Coronary artery lesions are present in 70-80% of Takayasu's arteritis cases, as pathologically, the inflammatory process extends to the intima and proliferates, which contracts the fibrotic media and adventitia from the ascending aorta (16,17). Especially in the active phase of Takayasu's arteritis, increases in a thrombotic tendency due to endothelial dysfunction, platelet aggregation, and coagulation activity (18-20) contribute to the development of AMI. Therefore, percutaneous coronary intervention combined with steroid therapy is effective for preventing restenosis (21). However, in the present case, Takayasu's arteritis was not in the very active phase, as FDG-PET showed only a weak uptake at the LMT.
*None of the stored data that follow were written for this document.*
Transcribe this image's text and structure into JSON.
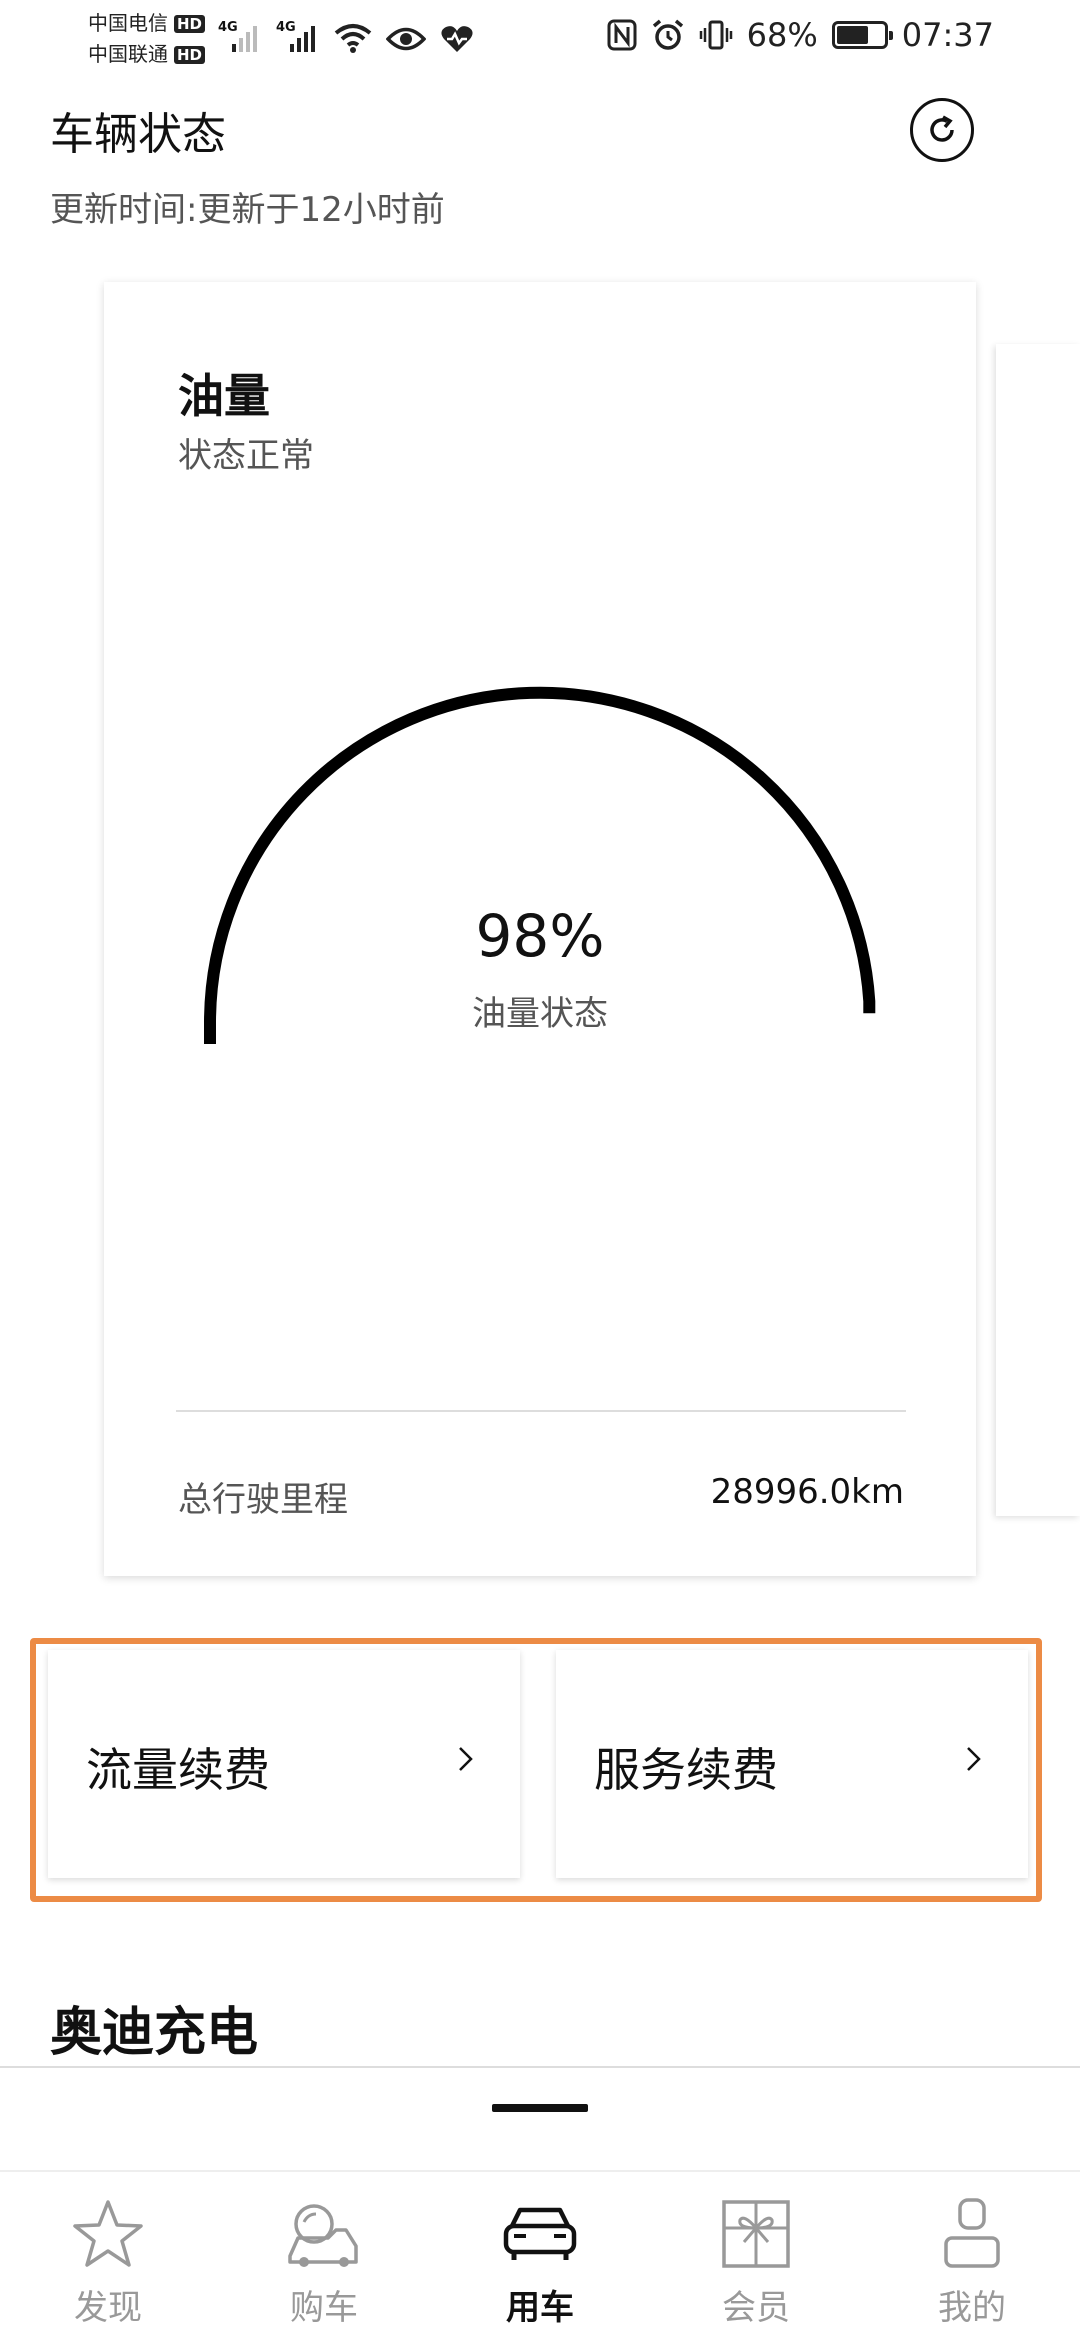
{
  "status_bar": {
    "carrier1": "中国电信",
    "carrier2": "中国联通",
    "hd_badge": "HD",
    "network_type": "4G",
    "battery_percent": "68%",
    "battery_fraction": 0.68,
    "time": "07:37"
  },
  "header": {
    "title": "车辆状态",
    "update_label": "更新时间:",
    "update_value": "更新于12小时前"
  },
  "fuel_card": {
    "title": "油量",
    "status": "状态正常",
    "gauge_value": "98%",
    "gauge_fraction": 0.98,
    "gauge_label": "油量状态",
    "mileage_label": "总行驶里程",
    "mileage_value": "28996.0km"
  },
  "renewals": {
    "data_renewal": "流量续费",
    "service_renewal": "服务续费"
  },
  "charging_section": {
    "title": "奥迪充电"
  },
  "tabbar": {
    "tabs": [
      {
        "label": "发现",
        "icon": "star-icon"
      },
      {
        "label": "购车",
        "icon": "car-search-icon"
      },
      {
        "label": "用车",
        "icon": "car-icon",
        "active": true
      },
      {
        "label": "会员",
        "icon": "gift-icon"
      },
      {
        "label": "我的",
        "icon": "person-icon"
      }
    ]
  },
  "colors": {
    "highlight": "#ec8b45",
    "text_primary": "#111111",
    "text_secondary": "#555555",
    "tab_inactive": "#999999"
  }
}
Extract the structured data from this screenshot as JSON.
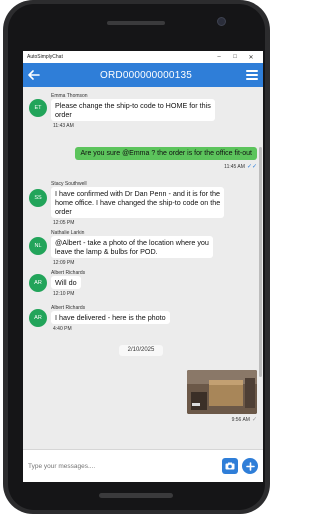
{
  "window": {
    "app_title": "AutoSimplyChat",
    "minimize": "–",
    "maximize": "□",
    "close": "✕"
  },
  "appbar": {
    "back_icon": "arrow-left-icon",
    "title": "ORD000000000135",
    "menu_icon": "hamburger-menu-icon",
    "color": "#2f7ed8"
  },
  "messages": [
    {
      "type": "incoming",
      "initials": "ET",
      "sender": "Emma Thomson",
      "lines": [
        "Please change the ship-to code to HOME for this",
        "order"
      ],
      "time": "11:43 AM"
    },
    {
      "type": "outgoing",
      "text": "Are you sure @Emma ? the order is for the office fit-out",
      "time": "11:45 AM",
      "status": "✓✓"
    },
    {
      "type": "incoming",
      "initials": "SS",
      "sender": "Stacy Southwell",
      "lines": [
        "I have confirmed with Dr Dan Penn - and it is for the",
        "home office.  I have changed the ship-to code on the",
        "order"
      ],
      "time": "12:05 PM"
    },
    {
      "type": "incoming",
      "initials": "NL",
      "sender": "Nathalie Larkin",
      "lines": [
        "@Albert - take a photo of the location where you",
        "leave the lamp & bulbs for POD."
      ],
      "time": "12:09 PM"
    },
    {
      "type": "incoming",
      "initials": "AR",
      "sender": "Albert Richards",
      "lines": [
        "Will do"
      ],
      "time": "12:10 PM"
    },
    {
      "type": "incoming",
      "initials": "AR",
      "sender": "Albert Richards",
      "lines": [
        "I have delivered - here is the photo"
      ],
      "time": "4:40 PM"
    }
  ],
  "date_separator": "2/10/2025",
  "photo_message": {
    "time": "9:56 AM",
    "status": "✓"
  },
  "composer": {
    "placeholder": "Type your messages....",
    "camera_icon": "camera-icon",
    "add_icon": "plus-icon"
  },
  "colors": {
    "avatar": "#22a45a",
    "outgoing_bubble": "#5cc45c",
    "chat_background": "#ececec"
  }
}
Only one IVUS finding of LMT of effort angina due to Takayasu's arteritis has been reported (22), and LMT-AMI has never been reported as a cause, to our knowledge. In the present case, unstable plaque and calcification were not seen, but the three-layered structure of the intima, tunica media, and adventitia was not clearly visible, and the vessel was concentrically thickened (Fig. 3). Therefore, the pathophysiological mechanism of LMT-AMI in this case is not plaque rupture but concentric narrowing of the vessel itself.

In conclusion, in young women who complain of chest pain, a specific cause of coronary artery disease may exist, and systemic causes of vascular diseases, including Takayasu's arteritis, should be considered.

The authors state that they have no Conflict of Interest (COI).